Will those vendors be other farms with larger perceived GHG reductions or will they be alternative analogs created without cows?
Nestle announced this week it is partnering with Perfect Day toward that end. In fact, the proliferation of plant-based, cell cultured, DNA-altered microbe excrement analogs for dairy protein and other elements are entering the market on big GHG reduction claims based on being made without the cow and the inflated methane CO2 equivalent she has been assigned!

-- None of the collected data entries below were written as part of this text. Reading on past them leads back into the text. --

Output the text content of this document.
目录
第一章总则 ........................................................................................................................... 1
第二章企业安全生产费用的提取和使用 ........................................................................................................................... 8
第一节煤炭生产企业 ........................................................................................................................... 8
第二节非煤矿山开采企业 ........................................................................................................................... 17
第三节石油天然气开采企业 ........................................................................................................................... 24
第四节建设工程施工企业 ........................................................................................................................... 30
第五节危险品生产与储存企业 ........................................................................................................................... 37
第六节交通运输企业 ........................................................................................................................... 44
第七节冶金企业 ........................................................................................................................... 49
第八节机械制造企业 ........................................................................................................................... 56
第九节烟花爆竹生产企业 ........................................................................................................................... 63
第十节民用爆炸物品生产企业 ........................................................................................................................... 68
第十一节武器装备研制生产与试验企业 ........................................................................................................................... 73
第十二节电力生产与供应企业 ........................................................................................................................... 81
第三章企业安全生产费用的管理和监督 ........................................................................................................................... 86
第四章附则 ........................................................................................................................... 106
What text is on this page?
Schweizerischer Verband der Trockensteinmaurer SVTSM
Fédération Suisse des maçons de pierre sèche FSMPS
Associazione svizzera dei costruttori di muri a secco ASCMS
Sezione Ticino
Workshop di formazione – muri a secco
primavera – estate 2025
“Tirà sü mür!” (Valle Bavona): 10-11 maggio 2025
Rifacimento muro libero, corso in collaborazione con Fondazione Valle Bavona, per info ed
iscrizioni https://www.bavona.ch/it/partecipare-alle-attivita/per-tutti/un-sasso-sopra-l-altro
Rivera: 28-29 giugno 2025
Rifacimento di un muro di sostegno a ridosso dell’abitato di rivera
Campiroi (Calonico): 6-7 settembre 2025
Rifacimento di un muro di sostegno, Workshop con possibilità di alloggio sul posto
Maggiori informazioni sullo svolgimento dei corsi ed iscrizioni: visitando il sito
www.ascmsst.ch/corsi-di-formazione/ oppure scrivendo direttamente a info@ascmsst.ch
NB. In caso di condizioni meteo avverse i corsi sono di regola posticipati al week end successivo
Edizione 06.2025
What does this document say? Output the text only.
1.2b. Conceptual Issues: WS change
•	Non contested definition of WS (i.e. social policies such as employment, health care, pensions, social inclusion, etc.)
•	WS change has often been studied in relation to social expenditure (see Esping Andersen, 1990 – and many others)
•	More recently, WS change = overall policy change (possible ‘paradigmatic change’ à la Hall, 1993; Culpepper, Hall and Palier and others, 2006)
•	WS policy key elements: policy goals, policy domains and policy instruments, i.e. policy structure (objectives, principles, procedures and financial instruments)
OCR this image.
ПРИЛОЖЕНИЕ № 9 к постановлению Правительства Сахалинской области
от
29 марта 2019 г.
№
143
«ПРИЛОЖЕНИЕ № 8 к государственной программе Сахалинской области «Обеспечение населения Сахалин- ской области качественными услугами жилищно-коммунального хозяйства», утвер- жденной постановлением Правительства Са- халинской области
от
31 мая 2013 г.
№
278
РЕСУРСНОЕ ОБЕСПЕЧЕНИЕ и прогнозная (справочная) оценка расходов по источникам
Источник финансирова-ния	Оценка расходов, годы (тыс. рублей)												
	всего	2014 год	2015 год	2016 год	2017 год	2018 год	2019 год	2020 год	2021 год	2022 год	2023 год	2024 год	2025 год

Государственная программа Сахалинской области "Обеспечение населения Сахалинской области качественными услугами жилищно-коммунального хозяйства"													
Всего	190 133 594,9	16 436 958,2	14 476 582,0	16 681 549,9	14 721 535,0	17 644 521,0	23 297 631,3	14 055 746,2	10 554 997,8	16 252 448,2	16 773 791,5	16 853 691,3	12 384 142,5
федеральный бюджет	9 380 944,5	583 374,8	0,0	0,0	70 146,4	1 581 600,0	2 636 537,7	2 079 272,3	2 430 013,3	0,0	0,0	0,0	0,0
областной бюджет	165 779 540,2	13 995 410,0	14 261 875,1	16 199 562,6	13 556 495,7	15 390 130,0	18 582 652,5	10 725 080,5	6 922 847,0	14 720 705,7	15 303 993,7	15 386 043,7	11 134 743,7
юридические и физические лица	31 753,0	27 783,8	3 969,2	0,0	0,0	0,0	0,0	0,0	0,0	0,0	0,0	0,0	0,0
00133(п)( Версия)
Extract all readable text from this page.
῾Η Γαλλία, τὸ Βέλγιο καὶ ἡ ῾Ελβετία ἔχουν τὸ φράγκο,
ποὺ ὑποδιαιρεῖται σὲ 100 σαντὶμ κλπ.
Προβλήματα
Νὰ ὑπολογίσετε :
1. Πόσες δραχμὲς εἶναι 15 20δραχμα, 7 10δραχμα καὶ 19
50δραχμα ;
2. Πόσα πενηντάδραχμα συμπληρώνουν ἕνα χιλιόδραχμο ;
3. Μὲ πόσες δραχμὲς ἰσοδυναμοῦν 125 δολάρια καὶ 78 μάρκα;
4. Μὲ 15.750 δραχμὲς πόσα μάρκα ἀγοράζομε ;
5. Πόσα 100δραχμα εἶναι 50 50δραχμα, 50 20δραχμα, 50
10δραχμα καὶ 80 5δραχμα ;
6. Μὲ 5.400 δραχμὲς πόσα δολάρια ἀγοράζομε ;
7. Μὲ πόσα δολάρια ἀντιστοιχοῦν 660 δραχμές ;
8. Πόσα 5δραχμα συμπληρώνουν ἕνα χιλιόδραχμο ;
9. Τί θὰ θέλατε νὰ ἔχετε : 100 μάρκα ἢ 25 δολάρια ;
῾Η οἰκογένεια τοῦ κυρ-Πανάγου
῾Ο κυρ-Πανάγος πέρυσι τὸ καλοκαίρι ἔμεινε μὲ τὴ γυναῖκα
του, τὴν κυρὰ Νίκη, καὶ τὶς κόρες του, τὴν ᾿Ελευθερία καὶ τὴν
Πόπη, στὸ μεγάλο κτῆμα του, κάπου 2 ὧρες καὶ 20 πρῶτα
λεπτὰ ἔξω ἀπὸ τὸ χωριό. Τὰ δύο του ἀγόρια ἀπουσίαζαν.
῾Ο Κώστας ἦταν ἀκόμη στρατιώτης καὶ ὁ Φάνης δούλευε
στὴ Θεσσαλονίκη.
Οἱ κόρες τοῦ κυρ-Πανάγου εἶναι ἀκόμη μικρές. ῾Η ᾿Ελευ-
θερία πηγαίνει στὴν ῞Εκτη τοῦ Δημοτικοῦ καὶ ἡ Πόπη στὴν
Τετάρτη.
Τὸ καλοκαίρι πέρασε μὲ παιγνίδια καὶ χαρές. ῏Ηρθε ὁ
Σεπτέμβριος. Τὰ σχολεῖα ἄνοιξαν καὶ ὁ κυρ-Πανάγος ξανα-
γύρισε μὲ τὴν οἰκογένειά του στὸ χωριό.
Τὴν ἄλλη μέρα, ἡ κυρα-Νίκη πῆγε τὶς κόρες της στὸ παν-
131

The current standard for methane CO2 equivalency is inflated by orders of magnitude. Dr. Frank Mitloehner has addressed this repeatedly and other researchers back his view with efforts to change it.
As Mitloehner and others point out, climate neutrality should be the goal, not net-zero. Furthermore, the current methane CO2 equivalent is calculated based only on the much greater warming effect of methane vs. CO2. However, the current calculation does not account for the fact that methane is short-lived in Earth’s atmosphere — about 10 years compared with 100 to 100 years for CO2 and other GHG. It also does not account for the cow’s role in the biogenic carbon cycle.
Remember, DMI and company have ignored or embraced this definition. At the same time, the Innovation Center’s data collection of progressive accomplishments are included in the baselines from which new reductions (opportunities) must be found.
These two trains run in opposite directions for a future head-on collision on a mis-aligned track.
The bigger the perceived GHG problem, the bigger the reduction through technology, and the bigger the monetization of that reduction outside of the dairy supply chain. At the same time, this creates an even bigger problem for farms that are unable to participate in biogas projects, farms that don’t fit the Innovation Center’s 3500-cow-dairy-as-solution template, farms that may be carbon neutral or close to it already.
DMI and company have played fast and loose with the truth.
Farmshine readers will recall the glaring error reported more than a year ago in the white paper written by WWF for DMI. It showcased these biogas projects and the 3500-cow dairy template it proclaimed could be Net Zero in five years, not 30.
That paper inflated U.S. Dairy’s total GHG footprint by an order of magnitude! A Pennsylvania dairy farmer brought the error to Farmshine’s attention. In turn, the magnitude of the error was confirmed by Dr. Mitloehner who then contacted DMI. A corrected copy of the white paper magically replaced all internet files with no discussion from DMI or WWF. That number was changed, but all of the assumptions in the paper were left as-is.
Put simply: DMI does not appear to be concerned about inflating the size of dairy’s perceived GHG problem. The bigger the perceived problem, the bigger the reduction that can be monetized, but that is now happening outside of the dairy supply chain.